Risk-free interest rate     1 %
Expected life     5 years  
Expected volatility     142.36 %
Dividend yield     0 %

 

Using these assumptions, the fair value of the warrants is $104,907.

 

The Preferred Stock accrues dividends at the rate of 8% of the original purchase price per year, payable only when, as and if declared by the Board of Directors and are non-cumulative. To date, no dividends have been declared on these shares. If the Company declares a distribution, with certain exceptions, payable in securities of other persons, evidences of indebtedness issued by the Company or other persons, assets (excluding cash dividends) or options or rights to purchase any such securities or evidences of indebtedness, then, in each such case the holders of the Preferred Stock shall be entitled to a proportionate share of any such distribution as though the holders of the Preferred Stock were the holders of the number of shares of common stock into which their respective shares of Preferred Stock are convertible as of the record date fixed for the determination of the holders of common stock entitled to receive such distribution.

 

In the event of any liquidation, dissolution or winding up of the Company, whether voluntary or involuntary, the holders of the Preferred Stock shall be entitled to receive on a pari passu basis, prior and in preference to any distribution of any of the Company’s assets or surplus funds to the holders of its common stock by reason of their ownership thereof, the amount of two times the then-effective purchase price per share, as adjusted for any stock dividends, combinations or splits with respect to such shares, plus all declared but unpaid dividends on such shares for each share of Preferred Stock then held by them. The liquidation preference for the Preferred Stock at December 31, 2012 was $24,000,000 in the aggregate, reflecting a liquidation preference of $18,000,000 for the Series A-1 Preferred Stock and $6,000,000 for the Series B Preferred Stock.
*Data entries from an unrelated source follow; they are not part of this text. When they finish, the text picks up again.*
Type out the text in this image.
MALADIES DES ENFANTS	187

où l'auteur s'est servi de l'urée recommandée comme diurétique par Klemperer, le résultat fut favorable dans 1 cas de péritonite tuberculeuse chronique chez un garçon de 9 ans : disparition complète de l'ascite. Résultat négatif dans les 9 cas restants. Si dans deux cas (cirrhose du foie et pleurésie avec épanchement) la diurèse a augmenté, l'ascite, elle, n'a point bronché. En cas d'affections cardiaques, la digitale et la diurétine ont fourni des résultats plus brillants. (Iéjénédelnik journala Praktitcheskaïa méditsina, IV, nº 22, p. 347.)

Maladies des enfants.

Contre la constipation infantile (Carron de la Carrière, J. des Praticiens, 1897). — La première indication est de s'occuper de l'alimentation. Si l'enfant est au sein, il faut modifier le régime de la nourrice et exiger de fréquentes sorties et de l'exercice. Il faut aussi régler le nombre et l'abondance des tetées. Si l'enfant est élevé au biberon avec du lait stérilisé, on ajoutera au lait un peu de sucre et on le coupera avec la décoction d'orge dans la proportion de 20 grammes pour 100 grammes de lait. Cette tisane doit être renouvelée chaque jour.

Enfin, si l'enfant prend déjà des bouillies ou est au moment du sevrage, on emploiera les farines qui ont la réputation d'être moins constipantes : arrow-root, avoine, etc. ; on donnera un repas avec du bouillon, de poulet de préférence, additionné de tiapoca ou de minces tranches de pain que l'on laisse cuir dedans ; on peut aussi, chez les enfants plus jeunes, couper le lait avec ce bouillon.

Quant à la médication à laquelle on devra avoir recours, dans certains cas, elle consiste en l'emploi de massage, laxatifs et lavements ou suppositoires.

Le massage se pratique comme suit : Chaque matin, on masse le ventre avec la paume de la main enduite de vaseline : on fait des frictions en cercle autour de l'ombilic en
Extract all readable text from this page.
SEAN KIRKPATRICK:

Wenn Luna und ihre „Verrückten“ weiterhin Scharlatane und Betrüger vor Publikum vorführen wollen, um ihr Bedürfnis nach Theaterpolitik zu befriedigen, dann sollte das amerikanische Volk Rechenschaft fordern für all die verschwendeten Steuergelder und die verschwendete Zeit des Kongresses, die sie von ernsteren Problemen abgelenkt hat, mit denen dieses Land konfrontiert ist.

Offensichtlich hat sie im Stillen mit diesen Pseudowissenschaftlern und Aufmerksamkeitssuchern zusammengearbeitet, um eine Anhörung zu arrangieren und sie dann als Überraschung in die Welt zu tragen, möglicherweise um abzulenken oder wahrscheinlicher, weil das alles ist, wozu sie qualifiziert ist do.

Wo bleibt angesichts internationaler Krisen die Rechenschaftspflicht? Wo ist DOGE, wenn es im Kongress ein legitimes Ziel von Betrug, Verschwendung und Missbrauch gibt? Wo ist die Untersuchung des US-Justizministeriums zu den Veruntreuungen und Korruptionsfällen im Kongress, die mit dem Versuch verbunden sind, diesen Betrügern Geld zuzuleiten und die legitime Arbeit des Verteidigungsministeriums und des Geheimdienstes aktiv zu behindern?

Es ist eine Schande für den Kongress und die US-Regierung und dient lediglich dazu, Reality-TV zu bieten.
After receiving this amount, the holders of the Preferred Stock are entitled to participate on an as-converted basis with the holders of common stock in any of the remaining assets.

 

Each share of Series A-1 Preferred Stock is convertible at any time at the option of the holder into a number of shares of the Company’s common stock determined by dividing the then-effective purchase price ($1.80, and subject to further adjustment) by the conversion price in effect on the date the certificate is surrendered for conversion. As of December 31, 2012, the Series A-1 Preferred Stock was convertible into 28,160,200 shares of common stock reflecting a current conversion price of $0.3196 per share. Each share of Series B Preferred Stock is convertible at any time at the option of the holder into a number of shares of the Company’s common stock determined by dividing the then-effective purchase price ($6.00, and subject to further adjustment) by the conversion price in effect on the date the certificate is surrendered for conversion. As of December 31, 2012, the Series B Preferred Stock was convertible into 10,928,961 shares of common stock reflecting a current conversion price of $0.2745 per share.

 

Each holder of Preferred Stock is entitled to vote its shares of Preferred Stock on an as-converted basis with the holders of common stock as a single class on all matters submitted to a vote of the stockholders, except as otherwise required by applicable law. This means that each share of Preferred Stock will be entitled to a number of votes equal to the number of shares of common stock into which it is convertible on the applicable record date.